A parent’s child support payments can be modified when changes occur in the parent’s or the child’s life. Understanding when child support can change may save a parent time and money when trying to determine whether to go back to court and get support changed.

Factors which are taken into consideration are: the mother’s income; the father’s income; work-related day care expenses; the child’s non-covered medical expenses for an ongoing medical condition which costs more than $100 per month; the health insurance premium cost for the child; the number of overnights the child spends with each parent and whether the child attends private school to accommodate special needs. When one of these factors changes and application of the Colorado Child Support Guidelines shows that the change in support will be at least ten percent more than the previous child support amount, a change may be made.

Physical custody is an important factor to consider. If there is a voluntary change in physical custody (for example, the child used to live primarily with mom but has voluntarily and with mom’s consent moved in with dad), child support should be modified retroactive to the date when physical custody changed. If a child spends 93 or more overnights per year with a parent, the paying parent’s child support obligation will go down significantly.

Remarriage is generally not a change in circumstances which will result in a change in support. A new spouse’s income is not considered when determining child support. Furthermore, the new spouse’s financial contribution to the new household is generally not a factor to be considered when determining child support.

Any changes should be put in writing and submitted to the Court for approval. If that step is not taken, legal problems could occur in the future if one party denies the new child support arrangements were made.

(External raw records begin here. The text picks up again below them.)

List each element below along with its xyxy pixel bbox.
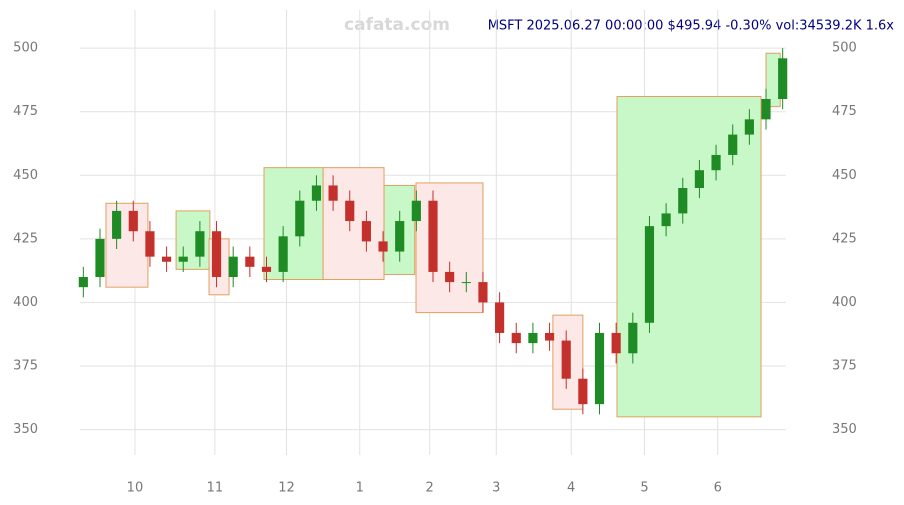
y2-tick-label: 475 — [832, 104, 857, 119]
y-tick-label: 425 — [13, 231, 38, 246]
candle-body — [361, 221, 371, 242]
candle-body — [328, 185, 338, 201]
candle-body — [78, 277, 88, 288]
candle-body — [128, 210, 138, 232]
y-tick-label: 475 — [13, 104, 38, 119]
range-box — [263, 167, 324, 281]
y2-tick-label: 350 — [832, 422, 857, 437]
y-tick-label: 375 — [13, 359, 38, 374]
candle-body — [211, 231, 222, 277]
candle-body — [495, 302, 505, 333]
candle-body — [678, 188, 688, 214]
candle-body — [295, 200, 305, 237]
y2-tick-label: 375 — [832, 359, 857, 374]
candle-body — [561, 340, 571, 379]
y2-tick-label: 500 — [832, 41, 857, 56]
candle-body — [395, 221, 405, 252]
candle-body — [478, 282, 488, 303]
candle-body — [511, 332, 521, 344]
y-tick-label: 450 — [13, 168, 38, 183]
x-tick-label: 12 — [278, 481, 295, 496]
candle-body — [378, 241, 388, 252]
candle-body — [461, 282, 471, 284]
candle-body — [611, 332, 621, 354]
candle-body — [261, 266, 272, 272]
x-tick-label: 11 — [207, 481, 224, 496]
x-tick-label: 3 — [492, 481, 500, 496]
candle-body — [744, 119, 754, 135]
candle-body — [411, 200, 421, 222]
y-tick-label: 500 — [13, 41, 38, 56]
candle-body — [578, 378, 588, 405]
x-tick-label: 4 — [567, 481, 575, 496]
candle-body — [761, 99, 771, 120]
range-box — [322, 167, 385, 281]
candle-body — [544, 332, 555, 341]
x-tick-label: 5 — [640, 481, 648, 496]
candle-body — [445, 271, 455, 283]
candle-body — [195, 231, 205, 257]
y2-tick-label: 450 — [832, 168, 857, 183]
candle-body — [728, 134, 738, 155]
candle-body — [145, 231, 155, 257]
candle-body — [778, 58, 788, 99]
candle-body — [245, 256, 255, 267]
candle-body — [345, 200, 355, 222]
candle-body — [311, 185, 322, 201]
candle-body — [162, 256, 172, 262]
candle-body — [711, 154, 721, 171]
candle-body — [178, 256, 188, 262]
candle-body — [228, 256, 238, 277]
candle-body — [528, 332, 538, 344]
chart-title: MSFT 2025.06.27 00:00:00 $495.94 -0.30% … — [488, 19, 895, 34]
candle-body — [594, 332, 605, 405]
x-tick-label: 6 — [714, 481, 722, 496]
candle-body — [278, 236, 288, 272]
y-tick-label: 350 — [13, 422, 38, 437]
candle-body — [95, 238, 105, 277]
candle-body — [661, 213, 671, 227]
x-tick-label: 2 — [426, 481, 434, 496]
y2-tick-label: 425 — [832, 231, 857, 246]
range-box — [765, 52, 781, 108]
y-tick-label: 400 — [13, 295, 38, 310]
x-tick-label: 10 — [127, 481, 144, 496]
y2-tick-label: 400 — [832, 295, 857, 310]
x-tick-label: 1 — [356, 481, 364, 496]
candle-body — [628, 322, 638, 354]
candle-body — [428, 200, 438, 272]
candle-body — [112, 210, 122, 239]
candle-body — [644, 226, 655, 323]
range-box — [616, 95, 762, 418]
watermark: cafata.com — [344, 15, 450, 35]
candle-body — [694, 170, 704, 188]
range-box — [415, 182, 484, 314]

Parents should consider an annual review of child support matters to determine if an adjustment needs to be made. If the numbers have changed but the parties don’t take any action to formally change the child support arrangements, the parties will be stuck with the existing arrangements and may not be able to retroactively change the child support. Review of child support matters shortly after April 15 of each year is an effective way for parents to stay current on child support issues.